School ended. The O’Reillys moved away just one day into summer recess. The joint suspension Michelle and I shared was lifted only for a short goodbye a few hours before the moving van arrived. It didn’t go well. Michelle was on the verge of hysterics and I was crying buckets. I refused to talk to Mr. O’Reilly, whom I had always liked. To me he had become a villain overnight for taking my beloved Michelle from me to some distant place. (I later learned from my parents he wasn’t especially interested in having a friendly chat with me after I had “violated” his virgin daughter.) Michelle and I were permitted one last kiss and embrace. We made it last for five minutes. When we separated, Michelle ran into her house, sobbing harder than ever. For some reason I ran the full two blocks to my home. I was thoroughly heartbroken.

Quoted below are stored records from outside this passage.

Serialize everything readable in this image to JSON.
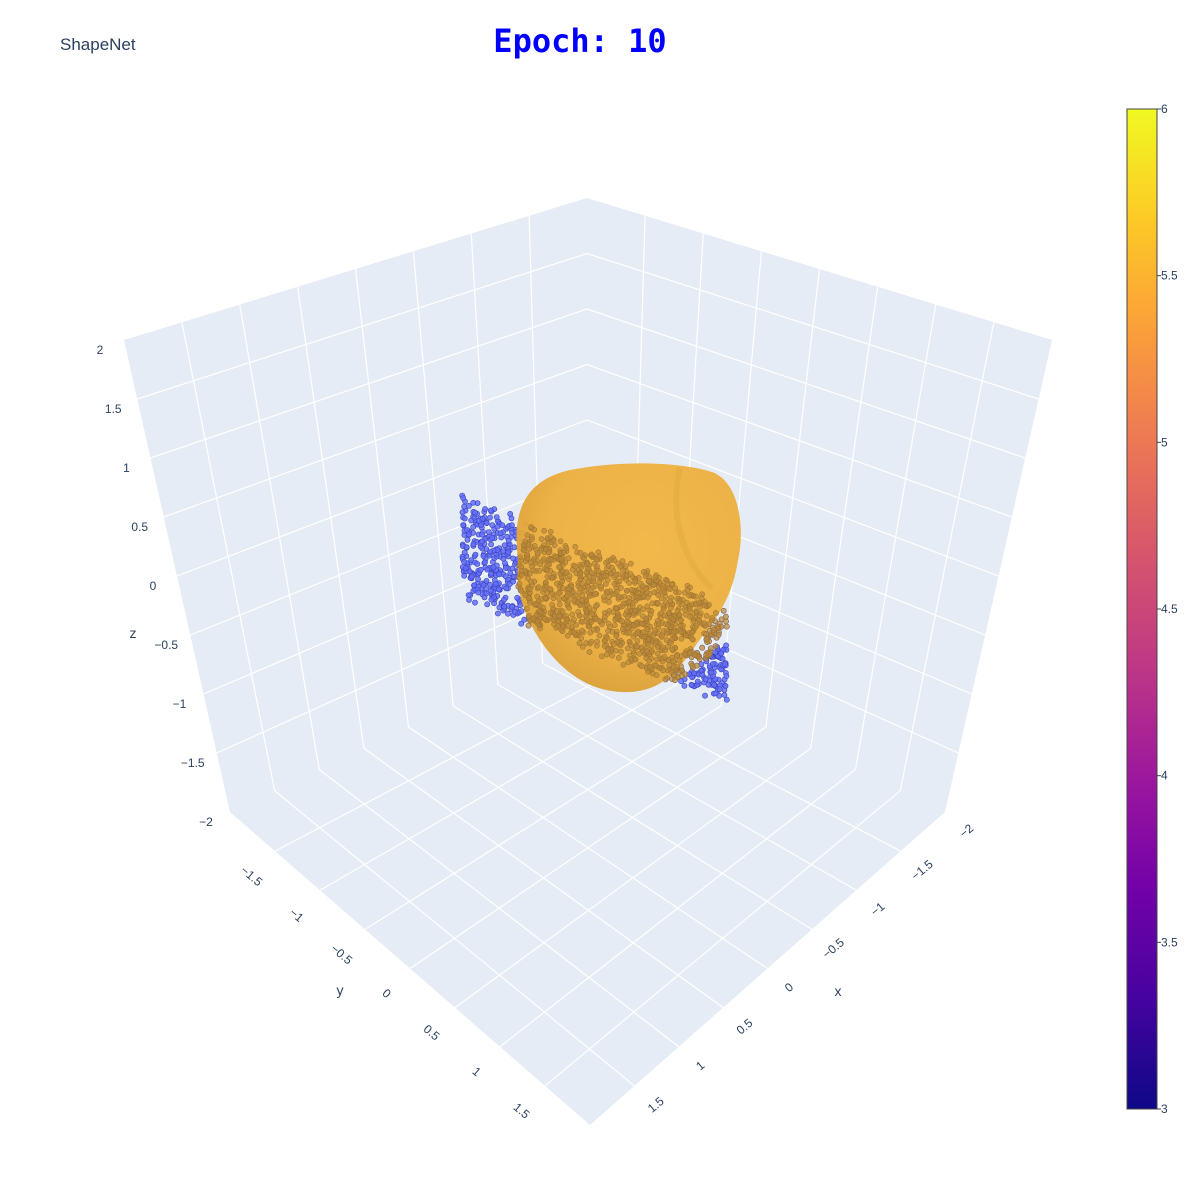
{
  "dataset_label": "ShapeNet",
  "title": "Epoch: 10",
  "chart_data": {
    "type": "scatter3d",
    "title": "Epoch: 10",
    "axes": {
      "x": {
        "label": "x",
        "range": [
          -2,
          2
        ],
        "ticks": [
          "−2",
          "−1.5",
          "−1",
          "−0.5",
          "0",
          "0.5",
          "1",
          "1.5"
        ]
      },
      "y": {
        "label": "y",
        "range": [
          -2,
          2
        ],
        "ticks": [
          "−1.5",
          "−1",
          "−0.5",
          "0",
          "0.5",
          "1",
          "1.5"
        ]
      },
      "z": {
        "label": "z",
        "range": [
          -2,
          2
        ],
        "ticks": [
          "−2",
          "−1.5",
          "−1",
          "−0.5",
          "0",
          "0.5",
          "1",
          "1.5",
          "2"
        ]
      }
    },
    "background_color": "#e5ecf6",
    "grid": true,
    "series": [
      {
        "kind": "point-cloud",
        "color": "#636efa",
        "center": [
          0,
          0.15,
          -0.25
        ],
        "extent": [
          0.55,
          0.9,
          0.3
        ]
      },
      {
        "kind": "surface",
        "color": "#f0b540",
        "center": [
          0,
          -0.45,
          0.5
        ],
        "extent": [
          0.55,
          0.6,
          0.7
        ]
      }
    ],
    "colorbar": {
      "ticks": [
        "3",
        "3.5",
        "4",
        "4.5",
        "5",
        "5.5",
        "6"
      ],
      "range": [
        3,
        6
      ],
      "colorscale": [
        "#0d0887",
        "#46039f",
        "#7201a8",
        "#9c179e",
        "#bd3786",
        "#d8576b",
        "#ed7953",
        "#fb9f3a",
        "#fdca26",
        "#f0f921"
      ]
    }
  }
}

For a while, Michelle and I exchanged letters. Their volume quickly dropped from three or four per month to just one or two per year. When one of her infrequent missives to me, written in 1960 when she was 17, had a reference about a new boyfriend, I decided to terminate what little was left of our relationship. I wrote a stern and brief reply to her saying I could not abide the thought of her being romantic with anyone but me, “therefore this is my last letter to you, Michelle. Goodbye. Have a good life.”

I never heard from Michelle again. I don’t know what became of her.

My mother kept in touch with Mrs. O’Reilly for a time. When one of Mom’s letters was returned to her in 1962 marked “not known at this address, ” Mom ceased trying to contact her.

To this day, however, I still get occasional reminders about Michelle O’Reilly from my wife. I married my old kindergarten classmate, Kim Albertson, in 1965 when I was 22. We’ve been happily wed for 60 years now. Whenever she wants to be playful, she’ll kiss me and say, “I hope your old girlfriend doesn’t bop me on the nose for doing that.”